DESCRIPTION (provided by applicant): Ligand-induced trafficking of G protein-coupled receptors and their interaction with associated proteins are key steps regulating receptor-mediated signal transduction and cellular responsiveness. ? opioid receptor (?OR) mediates the analgesic effects of opiates, potent drugs used for pain control, and their side effects, including opioid bowel syndrome (profound constipation and abdominal pain), and tolerance. We previously showed that a) ?OR endocytoses in enteric neurons in response to endogenously opioids and to most opiates, but not to morphine, b) chronic ?OR activation confers morphine the ability to trigger ?OR endocytosis and induces over expression and translocation of dynamin, an intracellular protein that is important for receptor internalization, c) the magnitude of ?OR endocytosis induced by high efficacy opiates does not change in a condition of opioid tolerance, d) activation of ?OR with an internalizing agonist stimulates mitogen-activated protein kinase (MAPK) phosphorylation in cultured myenteric neurons. This application will test the hypothesis that prolonged ?OR activation induces alterations in the intracellular machinery that regulates agonist-induced ?OR trafficking and post-receptor signaling in enteric neurons, which are possible mechanisms underlying the development of tolerance.

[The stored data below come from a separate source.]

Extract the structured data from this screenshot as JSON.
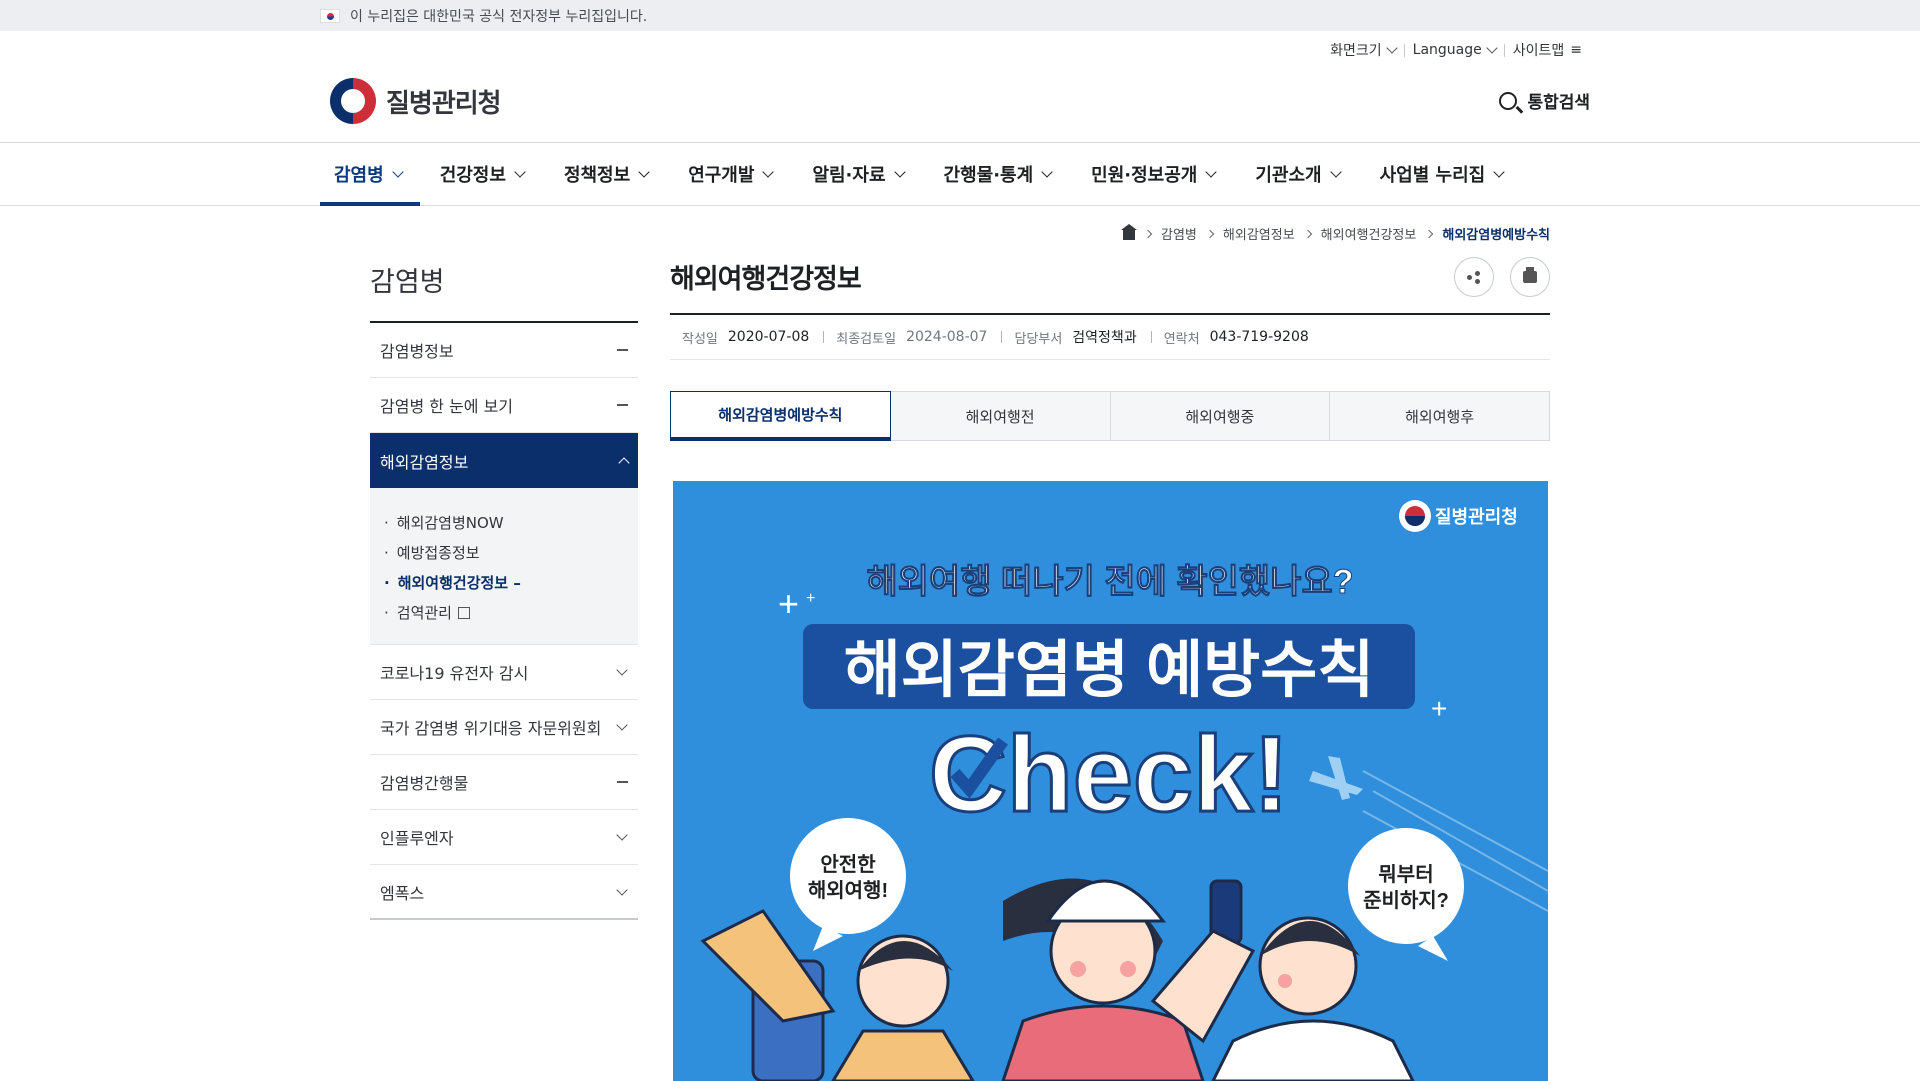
{
  "notice": {
    "text": "이 누리집은 대한민국 공식 전자정부 누리집입니다."
  },
  "utility": {
    "font_size": "화면크기",
    "language": "Language",
    "sitemap": "사이트맵"
  },
  "logo": {
    "name": "질병관리청"
  },
  "search": {
    "label": "통합검색"
  },
  "gnb": {
    "items": [
      "감염병",
      "건강정보",
      "정책정보",
      "연구개발",
      "알림·자료",
      "간행물·통계",
      "민원·정보공개",
      "기관소개",
      "사업별 누리집"
    ]
  },
  "lnb": {
    "title": "감염병",
    "items": [
      "감염병정보",
      "감염병 한 눈에 보기",
      "해외감염정보",
      "코로나19 유전자 감시",
      "국가 감염병 위기대응 자문위원회",
      "감염병간행물",
      "인플루엔자",
      "엠폭스"
    ],
    "sub": [
      "해외감염병NOW",
      "예방접종정보",
      "해외여행건강정보 –",
      "검역관리"
    ]
  },
  "breadcrumb": [
    "감염병",
    "해외감염정보",
    "해외여행건강정보",
    "해외감염병예방수칙"
  ],
  "page": {
    "title": "해외여행건강정보"
  },
  "meta": {
    "created_label": "작성일",
    "created": "2020-07-08",
    "reviewed_label": "최종검토일",
    "reviewed": "2024-08-07",
    "dept_label": "담당부서",
    "dept": "검역정책과",
    "contact_label": "연락처",
    "contact": "043-719-9208"
  },
  "tabs": [
    "해외감염병예방수칙",
    "해외여행전",
    "해외여행중",
    "해외여행후"
  ],
  "banner": {
    "logo": "질병관리청",
    "question": "해외여행 떠나기 전에 확인했나요?",
    "headline": "해외감염병 예방수칙",
    "check": "Check!",
    "bubble_left": [
      "안전한",
      "해외여행!"
    ],
    "bubble_right": [
      "뭐부터",
      "준비하지?"
    ]
  },
  "colors": {
    "primary": "#0b2f6a",
    "banner_bg": "#2f8fdc"
  }
}
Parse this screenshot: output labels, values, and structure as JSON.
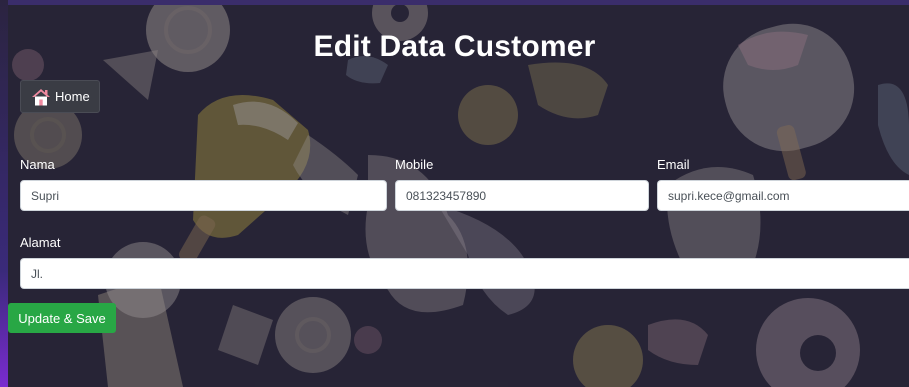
{
  "page": {
    "title": "Edit Data Customer"
  },
  "nav": {
    "home_label": "Home",
    "home_icon": "house-icon"
  },
  "form": {
    "nama": {
      "label": "Nama",
      "value": "Supri"
    },
    "mobile": {
      "label": "Mobile",
      "value": "081323457890"
    },
    "email": {
      "label": "Email",
      "value": "supri.kece@gmail.com"
    },
    "alamat": {
      "label": "Alamat",
      "value": "Jl."
    },
    "submit_label": "Update & Save"
  },
  "colors": {
    "submit": "#28a745",
    "home_button": "#3a3c44",
    "icon_roof": "#f08aa0"
  }
}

Specific Aim 1 will establish which intracellular proteins regulate ?OR trafficking following acute and chronic activation in vitro using neuronal transfection of native cells expressing ?OR and correlate their expression with receptor endocytosis and state of gut tolerance in vivo. Specific Aim 2 will determine the effects of acute and chronic ?OR stimulation on MAPK activation in enteric neurons, the effects of MAPK inhibitors on agonist- induced ?OR desensitization and internalization, and whether chronic opiate treatment resulting in a state of tolerance in the gut induces sustained MAPK activation in intact segments of the ileum. These studies will provide a better knowledge of opiate-induced adaptations in enteric neurons naturally expressing ?OR, which will increase our understanding of opioid bowel syndrome, a condition affecting patients receiving chronic opiates for pain, and tolerance, which hamper the use of these drugs.

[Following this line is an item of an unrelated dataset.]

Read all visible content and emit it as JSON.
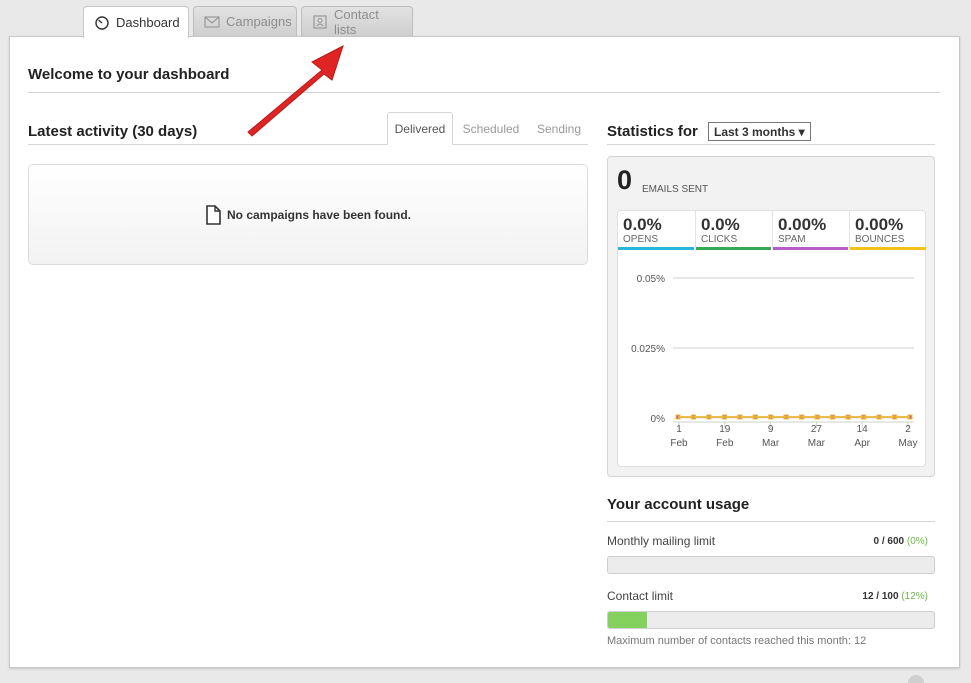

描述（由申请人提供）：配体诱导的 G 蛋白偶联受体的运输及其与相关蛋白的相互作用是调节受体介导的信号转导和细胞反应性的关键步骤。 ？阿片受体 (?OR) 介导阿片类药物（用于控制疼痛的强效药物）的镇痛作用及其副作用，包括阿片类肠道综合征（严重便秘和腹痛）和耐受性。我们之前表明，a) 肠道神经元中的 ?OR 内吞作用响应于内源性阿片类药物和大多数阿片类药物，但不是吗啡，b) 慢性 ?OR 激活赋予吗啡触发 ?OR 内吞作用的能力，并诱导动力蛋白（一种对受体内化很重要的细胞内蛋白）过度表达和易位，c) 高效诱导的 ?OR 内吞作用的程度 阿片类药物在阿片类药物耐受的情况下不会改变，d)用内化激动剂激活？OR会刺激培养的肌间神经元中的丝裂原激活蛋白激酶（MAPK）磷酸化。该应用将测试以下假设：延长的 ?OR 激活会诱导细胞内机制的改变，调节激动剂诱导的 ?OR 运输和肠神经元中的受体后信号传导，这是耐受性发展的可能机制。具体目标 1 将通过表达 ?OR 的天然细胞的神经元转染，确定哪些细胞内蛋白在体外急性和慢性激活后调节 ?OR 运输，并将其表达与受体内吞作用和体内肠道耐受状态相关联。具体目标 2 将确定急性和慢性 ?OR 刺激对肠神经元 MAPK 激活的影响、MAPK 抑制剂对激动剂诱导的 ?OR 脱敏和内化的影响，以及导致肠道耐受状态的慢性阿片治疗是否会在回肠完整段中诱导持续的 MAPK 激活。这些研究将更好地了解阿片类药物诱导的自然表达 ?OR 的肠神经元的适应，这将增加我们对阿片类肠综合征的了解，阿片类药物肠综合征是一种影响因疼痛和耐受而接受长期阿片类药物治疗的患者的疾病，而这阻碍了这些药物的使用。